Ce premier paragraphe invite le lecteur à connaître le thème général du film « Les femmes du sixième étage », le lecteur comprend de suite à quelle époque il se situe et pourquoi ce film se passe dans les années 1960.

Dans le vif du sujet

Le second paragraphe entre lui dans le vif du sujet. Résumé général de l’histoire du film, description détaillée du premier rôle. Le lecteur a donc toutes les clés pour d’ores et déjà apprécier le film ou non avant de le voir. La place des « bonnes » espagnoles, le sur-jeu des acteurs qui poussent à son paroxysme l’image du bourgeois (on pense notamment au jeu de l’actrice Sandrine Kiberlain). Mais aussi et surtout une histoire d’amour qui se profile entre deux personnes de classes sociales différentes. La vision subjective du cinéaste, l’explication du pourquoi l’on filme cette histoire-là, Nicolas Truffinet nous offre les impressions du réalisateurs ce qui peut aiguiller le lecteur et le futur spectateur dans son choix. Nicolas Truffinet explique ainsi les intentions premières qui ont motivées le réalisateur Philippe le Guay à réaliser ce film-là. Il informe le lecteur ce sur quoi il doit se focaliser lors du visionnage du film à la demande du réalisateur.
Il y a évidemment une explication détaillée sur le jeu d’acteur du personnage principal qui se trouve être Fabrice Luchini.
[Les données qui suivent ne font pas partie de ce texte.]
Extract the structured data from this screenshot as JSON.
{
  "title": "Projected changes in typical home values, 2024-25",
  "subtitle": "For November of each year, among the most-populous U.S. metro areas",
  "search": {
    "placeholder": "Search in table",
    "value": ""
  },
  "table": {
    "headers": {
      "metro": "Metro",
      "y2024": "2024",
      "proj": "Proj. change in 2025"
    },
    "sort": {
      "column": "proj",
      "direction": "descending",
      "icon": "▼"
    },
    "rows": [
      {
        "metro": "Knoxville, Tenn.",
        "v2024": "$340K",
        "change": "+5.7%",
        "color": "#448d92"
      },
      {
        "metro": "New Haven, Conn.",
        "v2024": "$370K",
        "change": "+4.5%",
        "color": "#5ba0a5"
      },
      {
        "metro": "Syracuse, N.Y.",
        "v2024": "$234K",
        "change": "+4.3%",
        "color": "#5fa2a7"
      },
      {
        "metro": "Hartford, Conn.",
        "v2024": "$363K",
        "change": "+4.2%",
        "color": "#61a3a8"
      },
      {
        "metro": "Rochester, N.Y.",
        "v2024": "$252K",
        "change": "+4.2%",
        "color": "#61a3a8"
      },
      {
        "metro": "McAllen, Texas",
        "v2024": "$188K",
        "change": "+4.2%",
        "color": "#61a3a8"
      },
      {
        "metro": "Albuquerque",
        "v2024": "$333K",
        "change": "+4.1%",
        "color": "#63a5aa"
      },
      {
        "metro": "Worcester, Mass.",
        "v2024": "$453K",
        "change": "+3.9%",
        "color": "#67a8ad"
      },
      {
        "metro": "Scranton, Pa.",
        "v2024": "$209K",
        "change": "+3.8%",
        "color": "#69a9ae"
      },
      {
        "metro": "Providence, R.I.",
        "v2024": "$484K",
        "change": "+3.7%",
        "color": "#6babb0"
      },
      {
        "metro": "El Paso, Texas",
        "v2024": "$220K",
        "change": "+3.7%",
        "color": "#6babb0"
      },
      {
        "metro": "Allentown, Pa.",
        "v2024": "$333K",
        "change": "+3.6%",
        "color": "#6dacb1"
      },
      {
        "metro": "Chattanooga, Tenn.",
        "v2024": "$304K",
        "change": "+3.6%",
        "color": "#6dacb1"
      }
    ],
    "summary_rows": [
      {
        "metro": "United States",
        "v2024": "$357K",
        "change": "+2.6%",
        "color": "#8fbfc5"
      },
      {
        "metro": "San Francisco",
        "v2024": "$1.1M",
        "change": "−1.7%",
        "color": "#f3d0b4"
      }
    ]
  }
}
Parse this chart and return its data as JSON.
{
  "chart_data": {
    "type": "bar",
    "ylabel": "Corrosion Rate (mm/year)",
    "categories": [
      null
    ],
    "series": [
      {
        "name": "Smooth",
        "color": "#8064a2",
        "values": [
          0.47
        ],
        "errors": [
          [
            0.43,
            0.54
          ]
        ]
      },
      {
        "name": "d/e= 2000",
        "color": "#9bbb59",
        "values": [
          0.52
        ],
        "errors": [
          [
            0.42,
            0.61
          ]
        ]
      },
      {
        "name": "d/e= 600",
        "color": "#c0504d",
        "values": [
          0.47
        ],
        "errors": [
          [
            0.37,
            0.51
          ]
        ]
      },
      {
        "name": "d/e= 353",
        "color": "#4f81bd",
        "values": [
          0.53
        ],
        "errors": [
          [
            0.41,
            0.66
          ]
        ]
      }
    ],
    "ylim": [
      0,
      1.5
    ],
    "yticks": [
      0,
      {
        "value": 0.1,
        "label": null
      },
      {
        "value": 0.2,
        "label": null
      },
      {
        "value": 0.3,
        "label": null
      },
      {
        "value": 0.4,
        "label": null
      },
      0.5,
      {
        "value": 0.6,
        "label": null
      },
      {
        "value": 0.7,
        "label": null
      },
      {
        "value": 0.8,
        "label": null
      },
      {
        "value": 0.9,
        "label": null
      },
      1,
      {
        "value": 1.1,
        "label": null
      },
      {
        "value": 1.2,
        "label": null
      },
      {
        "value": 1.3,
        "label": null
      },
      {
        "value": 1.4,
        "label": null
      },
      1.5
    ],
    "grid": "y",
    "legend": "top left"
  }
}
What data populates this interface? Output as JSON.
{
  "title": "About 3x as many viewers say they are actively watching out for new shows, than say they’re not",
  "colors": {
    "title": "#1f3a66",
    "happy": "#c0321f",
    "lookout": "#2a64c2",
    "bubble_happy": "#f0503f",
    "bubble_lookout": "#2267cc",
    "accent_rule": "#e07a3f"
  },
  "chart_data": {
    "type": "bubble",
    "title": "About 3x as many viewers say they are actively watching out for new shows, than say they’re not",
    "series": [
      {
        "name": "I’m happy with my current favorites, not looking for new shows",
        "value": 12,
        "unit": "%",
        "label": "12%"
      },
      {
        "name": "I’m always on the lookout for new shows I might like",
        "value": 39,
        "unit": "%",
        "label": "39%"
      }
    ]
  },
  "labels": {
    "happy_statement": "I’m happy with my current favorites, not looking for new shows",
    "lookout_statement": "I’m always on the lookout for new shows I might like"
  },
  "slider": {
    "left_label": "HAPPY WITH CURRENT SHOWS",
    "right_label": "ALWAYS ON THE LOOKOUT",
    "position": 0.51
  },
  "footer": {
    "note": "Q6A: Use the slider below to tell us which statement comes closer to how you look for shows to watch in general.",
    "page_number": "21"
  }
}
Son rôle plus qu’important au sein du récit. Ce bourgeois qui tombe non seulement amoureux de sa « bonne » mais aussi de toute la communauté espagnole.

Place à la critique

Cependant Nicolas Truffinet n’oublie tout de même pas la dimension critique de son travail de journaliste et pose quelques points négatifs qui pourrait gêner dans le film à savoir : "sans doute le trait est-il un peu forcé : le cinéaste cède parfois à l’image d’Epinal, que ce soit dans la peinture de la bourgeoisie, qui témoigne d’un sens de la satire légèrement daté, ou dans celle des Espagnoles, dont l’exubérance un peu systématique peut lasser". On peut donc constater ici la note totalement subjective du travail de critique. La critique se glisse ici subtilement dans les explications diverses néanmoins on remarque que le journaliste tient tout de même une certaine réserve en restant dans l’hypothèse.

La dernière note

Enfin nous pouvons remarquer que Nicolas Truffinet respecte bien les codes d’une bonne critique cinématographique à savoir le mot de la fin clair et concis. C’est à ce moment que l’on peut savoir le vrai point de vue du journaliste. Ici l’on constate que le journaliste a réalisé une critique positive puisqu’il termine sur une note positive. On peut donc affirmer que cet article fait partie des "bonnes critiques" réalisées à propos du film de Philippe le Guay : "Bel équilibre, et réussite discrète, mais réelle, dans le genre ingrat de la comédie française."